Francisco Cruz Martins, brutalmente agredido em 2014 por represálias ligadas ao negócio de Benavente, foi administrador não executivo do Banif entre 1994 e 2000, e também foi acusado pelo Estado angolano de desviar dinheiro adiantado para comprar ações do Banif. Cruz Martins não nega o envolvimento em offshores.

“Quando estive no estrangeiro tive várias. Era por causa dos negócios lá fora. Se fosse contribuinte em Portugal tinha de declarar em Portugal. Estando lá fora não tinha. Não é nada do outro mundo. Tudo normal”, afirma o advogado

Mas a maior parte dos nomes da advocacia portuguesa nos “Panama Papers” têm com as offshores outro tipo de envolvimento, quase sempre assente na prestação de apoio jurídico à aquisição de empresas em jurisdições fiscalmente vantajosas. A SRS, liderada por Pedro Rebelo de Sousa (irmão do Presidente da República), assume essa atividade. “Temos alguns clientes internacionais baseados em alguns destes territórios. Mas no Panamá não”, adiantou fonte oficial da SRS. 
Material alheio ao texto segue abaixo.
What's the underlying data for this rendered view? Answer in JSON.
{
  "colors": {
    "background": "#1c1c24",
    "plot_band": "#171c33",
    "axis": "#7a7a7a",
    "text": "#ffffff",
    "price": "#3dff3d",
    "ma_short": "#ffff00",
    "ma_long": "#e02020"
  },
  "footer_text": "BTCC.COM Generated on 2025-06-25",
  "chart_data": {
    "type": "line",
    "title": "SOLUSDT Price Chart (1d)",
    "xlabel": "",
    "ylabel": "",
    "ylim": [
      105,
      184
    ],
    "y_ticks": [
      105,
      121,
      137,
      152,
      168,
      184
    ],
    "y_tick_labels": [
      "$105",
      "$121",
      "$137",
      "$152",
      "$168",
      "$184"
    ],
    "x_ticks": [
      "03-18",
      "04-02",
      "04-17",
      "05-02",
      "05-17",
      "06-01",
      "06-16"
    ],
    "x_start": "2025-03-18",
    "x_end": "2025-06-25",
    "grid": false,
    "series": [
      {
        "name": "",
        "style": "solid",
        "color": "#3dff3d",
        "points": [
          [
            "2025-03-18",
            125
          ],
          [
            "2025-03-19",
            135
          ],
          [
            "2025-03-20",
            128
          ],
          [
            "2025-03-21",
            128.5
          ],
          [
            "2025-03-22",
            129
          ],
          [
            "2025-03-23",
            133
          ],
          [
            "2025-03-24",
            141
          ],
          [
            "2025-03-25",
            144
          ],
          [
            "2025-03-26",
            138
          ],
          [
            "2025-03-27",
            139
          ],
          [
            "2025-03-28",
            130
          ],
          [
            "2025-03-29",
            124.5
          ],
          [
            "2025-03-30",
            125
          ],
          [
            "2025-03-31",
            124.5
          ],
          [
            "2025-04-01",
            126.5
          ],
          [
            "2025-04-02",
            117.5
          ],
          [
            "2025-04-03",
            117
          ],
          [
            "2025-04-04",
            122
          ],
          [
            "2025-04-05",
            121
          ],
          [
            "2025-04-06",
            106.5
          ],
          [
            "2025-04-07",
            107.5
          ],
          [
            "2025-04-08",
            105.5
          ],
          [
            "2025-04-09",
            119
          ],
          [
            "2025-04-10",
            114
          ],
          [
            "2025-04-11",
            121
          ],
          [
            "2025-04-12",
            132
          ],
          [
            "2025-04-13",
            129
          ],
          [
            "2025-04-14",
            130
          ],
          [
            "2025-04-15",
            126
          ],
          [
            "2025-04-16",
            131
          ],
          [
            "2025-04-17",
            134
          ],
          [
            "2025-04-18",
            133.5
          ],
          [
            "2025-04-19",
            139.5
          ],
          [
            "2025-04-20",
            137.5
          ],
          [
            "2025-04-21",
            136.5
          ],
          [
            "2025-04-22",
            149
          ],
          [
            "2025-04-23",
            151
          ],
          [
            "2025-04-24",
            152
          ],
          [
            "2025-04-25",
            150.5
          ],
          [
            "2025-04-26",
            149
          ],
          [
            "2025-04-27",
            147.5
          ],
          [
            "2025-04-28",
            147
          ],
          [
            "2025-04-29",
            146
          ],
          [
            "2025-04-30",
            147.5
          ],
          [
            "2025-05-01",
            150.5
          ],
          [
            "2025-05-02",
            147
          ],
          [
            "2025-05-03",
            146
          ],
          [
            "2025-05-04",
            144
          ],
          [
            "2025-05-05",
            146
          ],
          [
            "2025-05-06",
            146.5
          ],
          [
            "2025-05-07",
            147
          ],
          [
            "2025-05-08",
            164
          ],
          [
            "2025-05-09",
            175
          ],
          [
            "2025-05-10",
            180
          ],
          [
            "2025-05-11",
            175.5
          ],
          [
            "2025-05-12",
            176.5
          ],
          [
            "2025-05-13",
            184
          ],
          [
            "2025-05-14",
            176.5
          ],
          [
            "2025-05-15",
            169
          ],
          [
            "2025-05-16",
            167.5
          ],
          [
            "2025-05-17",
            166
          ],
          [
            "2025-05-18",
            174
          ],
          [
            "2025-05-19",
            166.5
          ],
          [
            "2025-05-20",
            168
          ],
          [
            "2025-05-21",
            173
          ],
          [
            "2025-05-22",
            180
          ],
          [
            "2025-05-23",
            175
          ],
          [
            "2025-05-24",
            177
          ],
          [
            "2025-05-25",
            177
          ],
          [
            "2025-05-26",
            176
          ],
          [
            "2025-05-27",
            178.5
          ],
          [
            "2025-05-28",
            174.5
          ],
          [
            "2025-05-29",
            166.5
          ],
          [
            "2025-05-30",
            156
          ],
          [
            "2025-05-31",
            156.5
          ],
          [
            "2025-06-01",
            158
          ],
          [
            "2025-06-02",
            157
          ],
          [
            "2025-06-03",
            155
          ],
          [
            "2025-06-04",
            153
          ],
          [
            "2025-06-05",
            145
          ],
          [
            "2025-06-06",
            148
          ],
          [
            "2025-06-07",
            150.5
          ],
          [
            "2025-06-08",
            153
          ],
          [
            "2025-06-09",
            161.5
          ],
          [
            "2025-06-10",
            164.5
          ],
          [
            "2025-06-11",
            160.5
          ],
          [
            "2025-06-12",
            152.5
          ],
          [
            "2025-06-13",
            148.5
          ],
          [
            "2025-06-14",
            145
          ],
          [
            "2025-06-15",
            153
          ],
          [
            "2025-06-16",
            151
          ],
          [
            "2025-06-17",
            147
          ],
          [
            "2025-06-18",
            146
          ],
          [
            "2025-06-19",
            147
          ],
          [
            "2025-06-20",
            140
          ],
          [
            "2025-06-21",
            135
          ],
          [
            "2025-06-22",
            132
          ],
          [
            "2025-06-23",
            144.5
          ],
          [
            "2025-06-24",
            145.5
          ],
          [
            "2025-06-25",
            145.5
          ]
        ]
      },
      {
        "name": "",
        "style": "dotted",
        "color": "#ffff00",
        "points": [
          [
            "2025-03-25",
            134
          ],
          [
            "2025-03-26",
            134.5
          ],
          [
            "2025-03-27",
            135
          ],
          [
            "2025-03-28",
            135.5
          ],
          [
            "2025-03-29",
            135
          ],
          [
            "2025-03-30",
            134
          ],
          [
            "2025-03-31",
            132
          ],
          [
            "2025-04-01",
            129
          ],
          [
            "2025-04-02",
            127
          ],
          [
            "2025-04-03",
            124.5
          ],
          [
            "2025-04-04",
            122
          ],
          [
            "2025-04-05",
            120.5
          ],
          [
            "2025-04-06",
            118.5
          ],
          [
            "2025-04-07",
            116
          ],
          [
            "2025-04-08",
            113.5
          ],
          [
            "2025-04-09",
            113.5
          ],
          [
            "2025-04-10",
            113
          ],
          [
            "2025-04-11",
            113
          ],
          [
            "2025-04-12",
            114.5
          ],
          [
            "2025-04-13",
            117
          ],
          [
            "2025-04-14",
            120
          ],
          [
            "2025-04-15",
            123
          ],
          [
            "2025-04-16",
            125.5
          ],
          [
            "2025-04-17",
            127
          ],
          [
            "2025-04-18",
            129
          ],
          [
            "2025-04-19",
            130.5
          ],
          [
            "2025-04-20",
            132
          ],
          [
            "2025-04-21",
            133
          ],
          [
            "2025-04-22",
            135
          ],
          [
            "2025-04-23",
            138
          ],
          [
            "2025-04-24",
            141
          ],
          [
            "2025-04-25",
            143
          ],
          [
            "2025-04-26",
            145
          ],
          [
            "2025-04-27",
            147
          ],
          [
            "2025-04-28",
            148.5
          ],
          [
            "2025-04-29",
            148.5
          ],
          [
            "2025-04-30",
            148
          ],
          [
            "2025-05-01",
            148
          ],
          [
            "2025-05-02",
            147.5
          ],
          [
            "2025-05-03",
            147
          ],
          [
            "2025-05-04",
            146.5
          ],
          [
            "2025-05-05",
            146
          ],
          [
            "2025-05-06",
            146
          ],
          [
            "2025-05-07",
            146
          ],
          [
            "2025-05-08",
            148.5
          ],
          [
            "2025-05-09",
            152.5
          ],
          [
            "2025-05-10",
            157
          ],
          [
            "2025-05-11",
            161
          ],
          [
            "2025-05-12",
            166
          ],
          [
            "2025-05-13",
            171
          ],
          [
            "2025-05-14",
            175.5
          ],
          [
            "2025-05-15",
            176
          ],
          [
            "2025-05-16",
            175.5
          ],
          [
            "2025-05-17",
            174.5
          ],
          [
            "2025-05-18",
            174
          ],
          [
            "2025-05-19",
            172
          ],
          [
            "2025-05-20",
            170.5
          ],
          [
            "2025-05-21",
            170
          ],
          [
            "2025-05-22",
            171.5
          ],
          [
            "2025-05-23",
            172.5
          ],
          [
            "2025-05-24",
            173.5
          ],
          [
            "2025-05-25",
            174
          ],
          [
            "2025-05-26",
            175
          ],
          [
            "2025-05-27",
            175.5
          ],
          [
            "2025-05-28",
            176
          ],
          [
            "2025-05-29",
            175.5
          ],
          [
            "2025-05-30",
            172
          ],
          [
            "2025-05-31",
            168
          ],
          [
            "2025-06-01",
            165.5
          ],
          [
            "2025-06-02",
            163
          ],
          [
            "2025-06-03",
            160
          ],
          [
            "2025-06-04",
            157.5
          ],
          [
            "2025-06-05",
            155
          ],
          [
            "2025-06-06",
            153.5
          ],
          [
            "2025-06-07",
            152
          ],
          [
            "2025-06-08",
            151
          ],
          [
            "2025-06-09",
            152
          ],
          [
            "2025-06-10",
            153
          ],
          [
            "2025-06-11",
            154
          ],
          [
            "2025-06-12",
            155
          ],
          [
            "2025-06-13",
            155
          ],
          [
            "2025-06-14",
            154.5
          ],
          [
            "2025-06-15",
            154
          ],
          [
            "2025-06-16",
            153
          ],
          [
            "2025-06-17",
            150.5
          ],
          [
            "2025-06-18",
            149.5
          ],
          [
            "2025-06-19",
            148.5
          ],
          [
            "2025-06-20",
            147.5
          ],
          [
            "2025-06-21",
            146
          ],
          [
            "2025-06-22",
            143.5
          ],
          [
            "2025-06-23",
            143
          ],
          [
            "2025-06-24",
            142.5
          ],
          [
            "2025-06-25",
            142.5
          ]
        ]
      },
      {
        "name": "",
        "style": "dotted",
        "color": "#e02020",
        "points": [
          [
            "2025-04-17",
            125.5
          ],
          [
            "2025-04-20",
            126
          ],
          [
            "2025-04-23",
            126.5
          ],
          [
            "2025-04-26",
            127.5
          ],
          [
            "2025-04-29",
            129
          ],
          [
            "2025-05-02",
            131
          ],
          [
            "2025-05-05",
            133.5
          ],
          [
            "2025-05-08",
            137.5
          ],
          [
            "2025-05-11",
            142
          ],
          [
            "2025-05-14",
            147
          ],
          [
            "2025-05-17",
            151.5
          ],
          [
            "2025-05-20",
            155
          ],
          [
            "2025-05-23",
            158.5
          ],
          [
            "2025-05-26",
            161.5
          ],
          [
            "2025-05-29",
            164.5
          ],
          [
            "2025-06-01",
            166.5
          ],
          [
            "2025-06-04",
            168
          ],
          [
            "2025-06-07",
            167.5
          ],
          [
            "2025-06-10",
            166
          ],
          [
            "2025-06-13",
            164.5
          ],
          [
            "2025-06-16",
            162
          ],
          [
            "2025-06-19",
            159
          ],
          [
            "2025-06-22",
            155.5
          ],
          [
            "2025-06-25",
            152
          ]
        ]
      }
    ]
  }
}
O escritório de Rebelo de Sousa no Porto foi interpelado em novembro de 2008 pela Caradoc LLC, de Las Vegas, que pretendia contratar serviços jurídicos para regularizar com o fisco português uma operação de compra e venda de um imóvel em Oeiras. A SRS, na sua anterior designação (Simmons & Simmons Rebelo de Sousa), é também citada nos registos da Multiarea Consultancy Limited, das Bahamas, que teve como diretores Luís Caprichoso (antigo administrador do BPN) e Henrique Monteiro de Barros (ex-quadro do BCP, do BPN, e da Simmons & Simmons). 

José Miguel Júdice, sócio da PLMJ, também surge nos “Papéis do Panamá”, com uma procuração para representar a Penn Plaza, offshore de João Rendeiro que detém um lote de terreno da Quinta Patiño, em Cascais. A PLMJ, uma das maiores firmas jurídicas do país, também é citada numa procuração de 2005 para representar a Almaha Inc, do Panamá, numa transação de ações da empresa Soltróia.

A Abreu, outro dos grandes escritórios nacionais, figura nos registos da MF, num documento em que é associada à empresa madeirense Dixcart, e em que são citados dois advogados como pontos de contacto: Eduardo Peixoto Gomes e André Gouveia e Silva.

O advogado José António Silva e Sousa, por seu turno, assessorou a compra das offshores Nielsen Construction e Sotheby's International Real Estate, ambas no Panamá. “Porque os negócios previstos se goraram, ambas as sociedades nunca declararam início de atividade”, explicou Silva e Sousa, notando que as quotas de manutenção deixaram de ser pagas em 2014.

O escritório Caetano de Freitas & Associados esteve também envolvido em processos de criação de offshores. Uma está ainda ativa. É a Eastern Chaser Limited, de Hong Kong, criada por uma empresa de matérias-primas para suplementos alimentares. “A nossa intervenção ficou limitada ao envio de documentos de identificação”, esclarece Miguel Caetano de Freitas. 

Outras firmas também tiveram relações com a MF, que entretanto se extinguiram. É o caso da Ana Bruno & Associados, que em 2014 foi alvo de buscas, após em 2012 ter ficado associada ao caso Monte Branco, pelas suas ligações à gestora de fortunas Akoya. 

Há mais de duas dezenas de advogados e escritórios portugueses já identificados pelo Expresso e pela TVI nos “Papéis do Panamá”, mas em muitos casos trata-se apenas de contactos exploratórios com a Mossack Fonseca que não se materializaram na criação de offshores.